Sichtscheibe des Kaminofens regelmäßig reinigen

Um viel Freude an seinem Kaminofen zu haben, ist außerdem ein guter Blick auf das lodernde Feuer wichtig. Moderne Kamin- und Kachelöfen haben deshalb häufig eine besonders große Scheibe oder lassen sich drehen, so dass man Brennraum und Scheibe zum Betrachter hin ausrichten kann. Doch nur wenn die Scheibe auch sauber ist, kommt man in den vollen Genuss.

Für die regelmäßige Reinigung braucht man keine teuren Reiniger oder gar Spezialgeräte. Der Asche-Trick leistet hier gute Dienste.
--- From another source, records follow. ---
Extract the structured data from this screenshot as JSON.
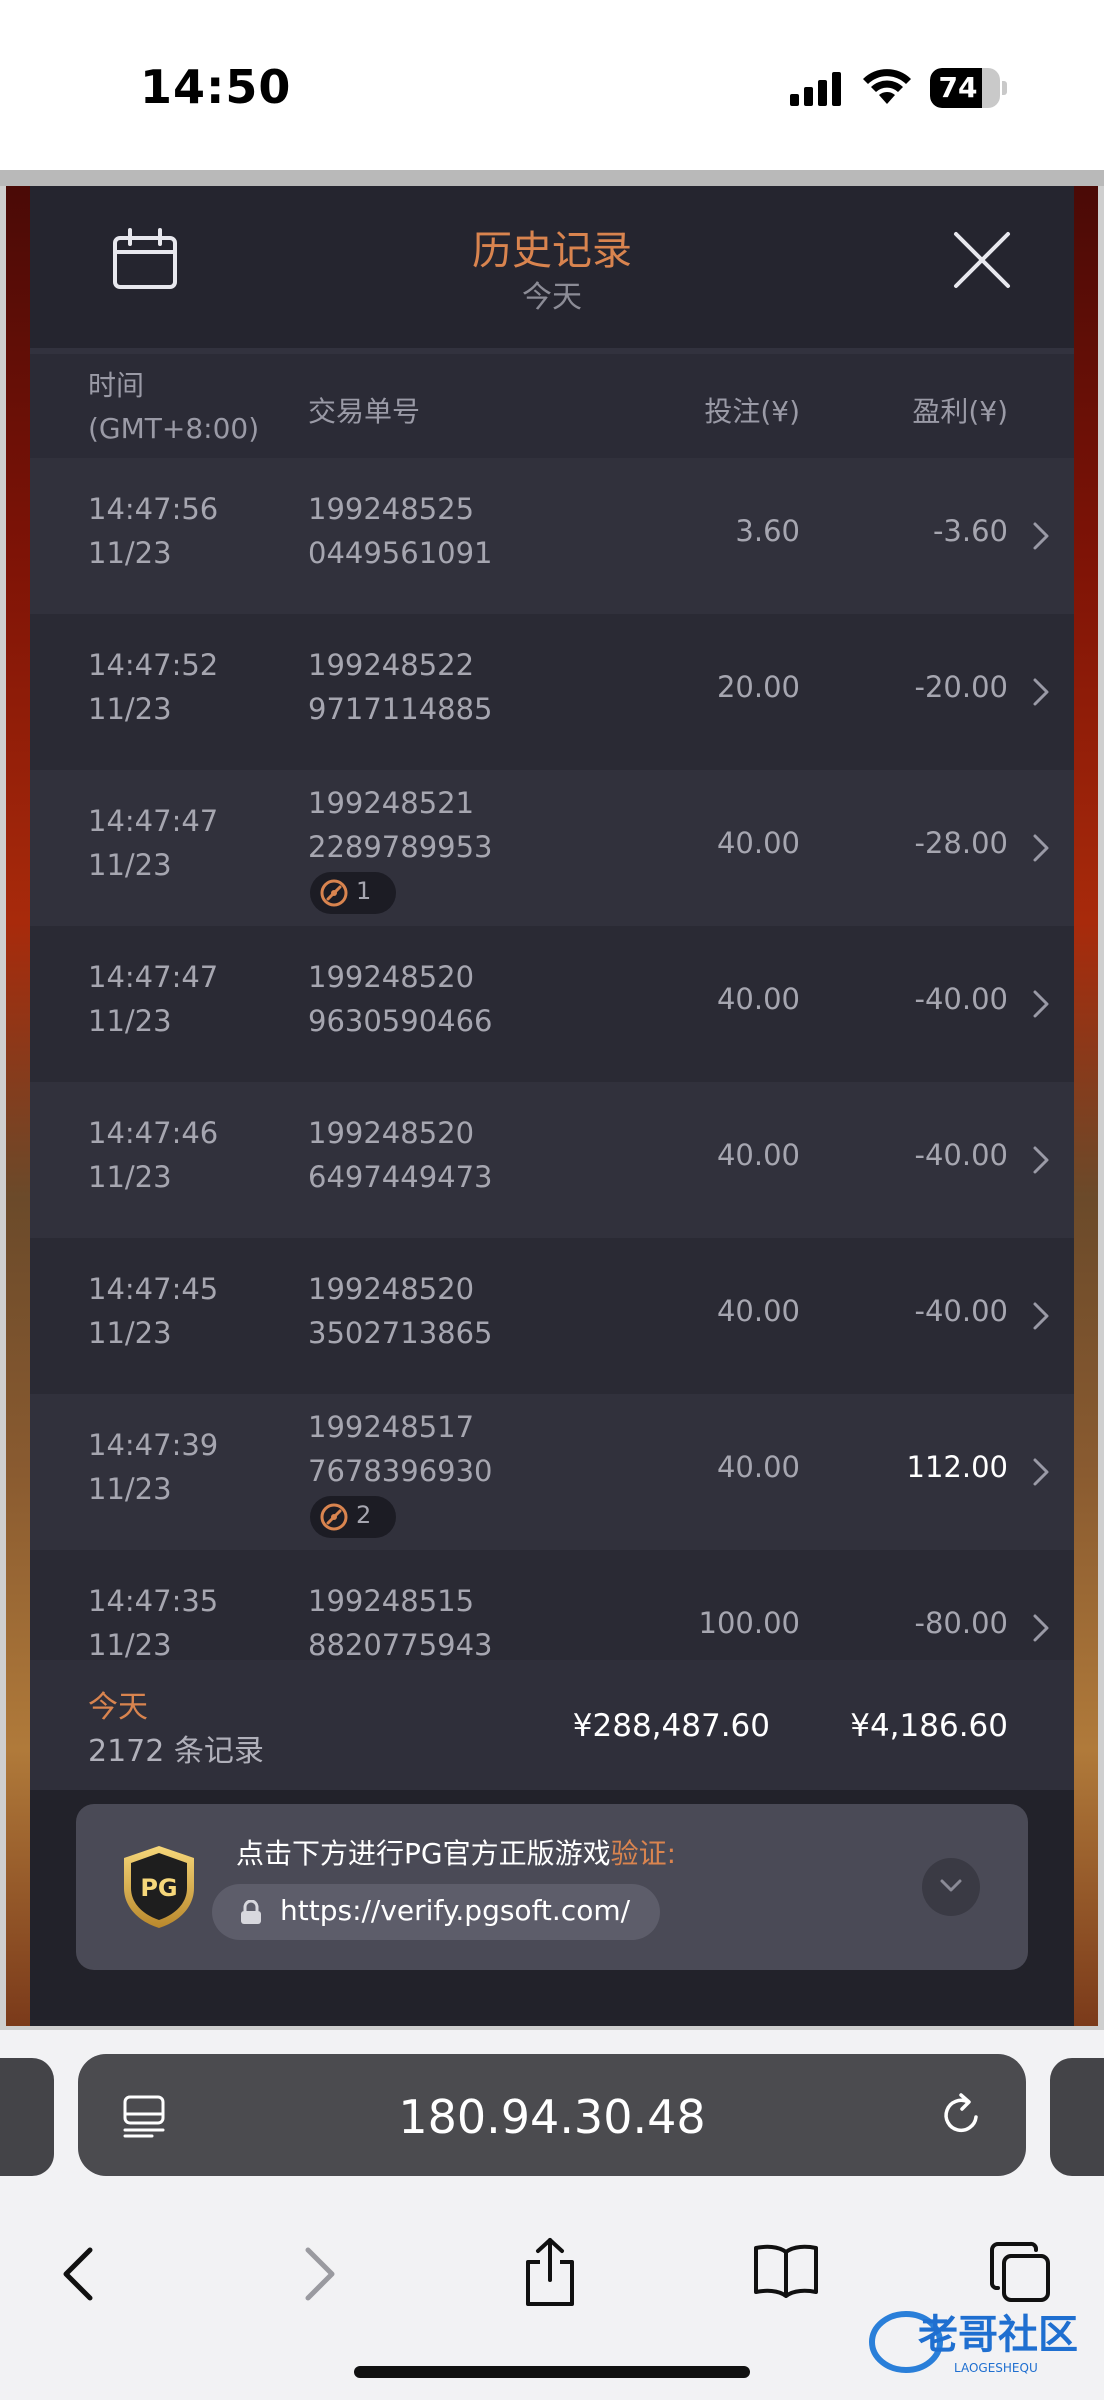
{
  "status_bar": {
    "time": "14:50",
    "battery": "74",
    "battery_level": 0.74
  },
  "panel": {
    "title": "历史记录",
    "subtitle": "今天",
    "columns": {
      "time": "时间",
      "timezone": "(GMT+8:00)",
      "transaction_id": "交易单号",
      "bet": "投注(¥)",
      "profit": "盈利(¥)"
    },
    "rows": [
      {
        "time": "14:47:56",
        "date": "11/23",
        "id_line1": "199248525",
        "id_line2": "0449561091",
        "bet": "3.60",
        "profit": "-3.60",
        "badge": ""
      },
      {
        "time": "14:47:52",
        "date": "11/23",
        "id_line1": "199248522",
        "id_line2": "9717114885",
        "bet": "20.00",
        "profit": "-20.00",
        "badge": ""
      },
      {
        "time": "14:47:47",
        "date": "11/23",
        "id_line1": "199248521",
        "id_line2": "2289789953",
        "bet": "40.00",
        "profit": "-28.00",
        "badge": "1"
      },
      {
        "time": "14:47:47",
        "date": "11/23",
        "id_line1": "199248520",
        "id_line2": "9630590466",
        "bet": "40.00",
        "profit": "-40.00",
        "badge": ""
      },
      {
        "time": "14:47:46",
        "date": "11/23",
        "id_line1": "199248520",
        "id_line2": "6497449473",
        "bet": "40.00",
        "profit": "-40.00",
        "badge": ""
      },
      {
        "time": "14:47:45",
        "date": "11/23",
        "id_line1": "199248520",
        "id_line2": "3502713865",
        "bet": "40.00",
        "profit": "-40.00",
        "badge": ""
      },
      {
        "time": "14:47:39",
        "date": "11/23",
        "id_line1": "199248517",
        "id_line2": "7678396930",
        "bet": "40.00",
        "profit": "112.00",
        "badge": "2"
      },
      {
        "time": "14:47:35",
        "date": "11/23",
        "id_line1": "199248515",
        "id_line2": "8820775943",
        "bet": "100.00",
        "profit": "-80.00",
        "badge": ""
      }
    ],
    "summary": {
      "label": "今天",
      "count": "2172 条记录",
      "total_bet": "¥288,487.60",
      "total_profit": "¥4,186.60"
    },
    "verify": {
      "text": "点击下方进行PG官方正版游戏",
      "highlight": "验证:",
      "url": "https://verify.pgsoft.com/",
      "logo_text": "PG"
    }
  },
  "browser": {
    "address": "180.94.30.48"
  },
  "watermark": {
    "text": "老哥社区",
    "subtext": "LAOGESHEQU"
  },
  "colors": {
    "accent": "#d9844f",
    "panel_bg": "#22222a",
    "row_odd": "#31313c",
    "row_even": "#2a2a34"
  }
}
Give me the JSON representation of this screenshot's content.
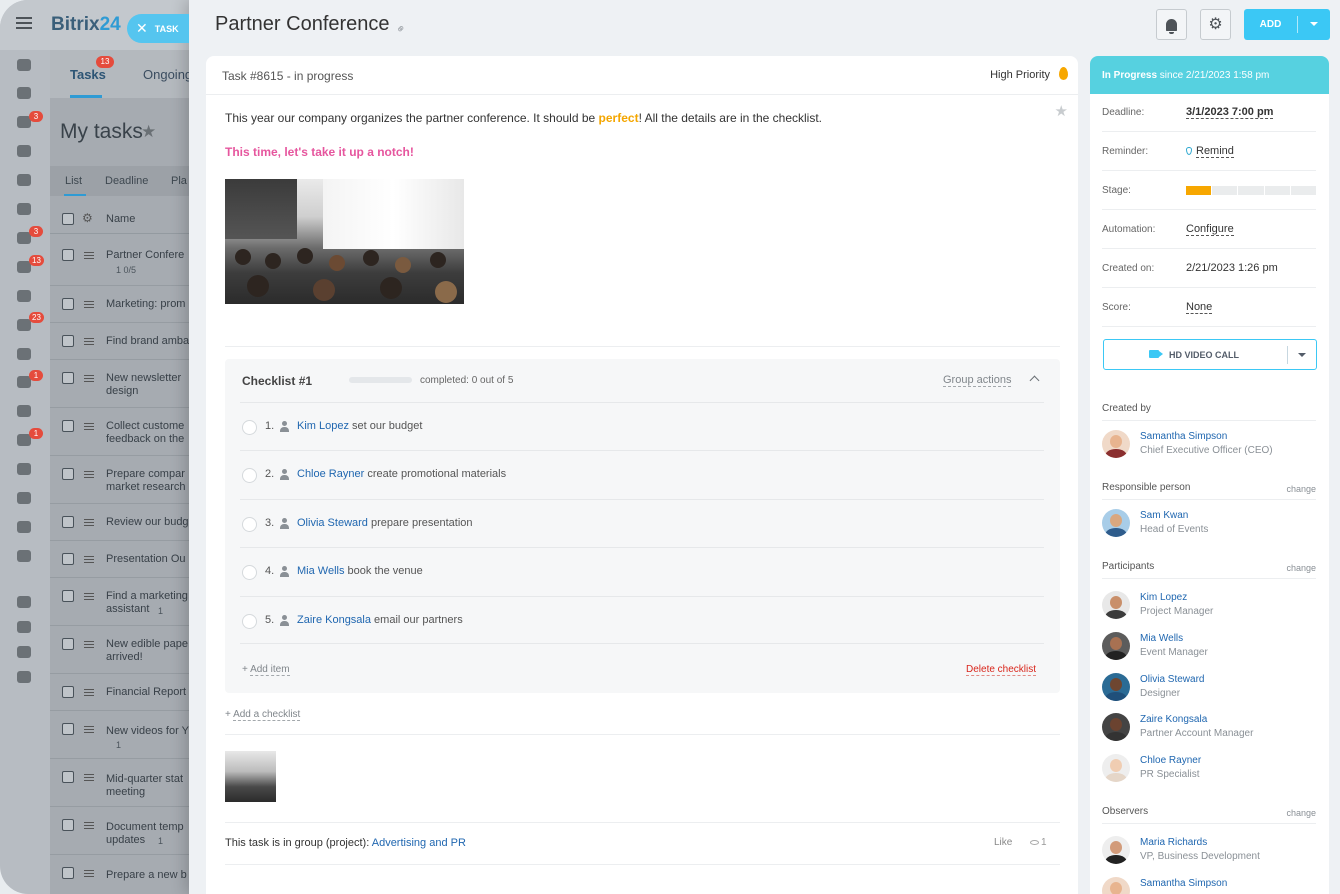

Zur Beseitigung der groben Verschmutzungen knäult man einfach etwas Zeitungspapier zusammen, befeuchtet es mit Wasser und nimmt damit etwas Asche auf. Nun reibt man die kalte Scheibe ab. Wichtig ist, dass man ausschließlich die weiße Asche verwendet. Groben Schmutz kann man so wunderbar von der Scheibe entfernen und erhält wieder vollen Durchblick.

Bei Bedarf kann man noch mit Glasreiniger und einem weichen Tuch nacharbeiten, damit die Scheibe wirklich einwandfrei sauber wird. Achten Sie dann aber darauf, dass keine Feuchtigkeit hinter die Türdichtung läuft. Für die gelegentliche Reinigung zwischendurch genügt ohnehin oft schon das Abreiben mit Zeitungspaper.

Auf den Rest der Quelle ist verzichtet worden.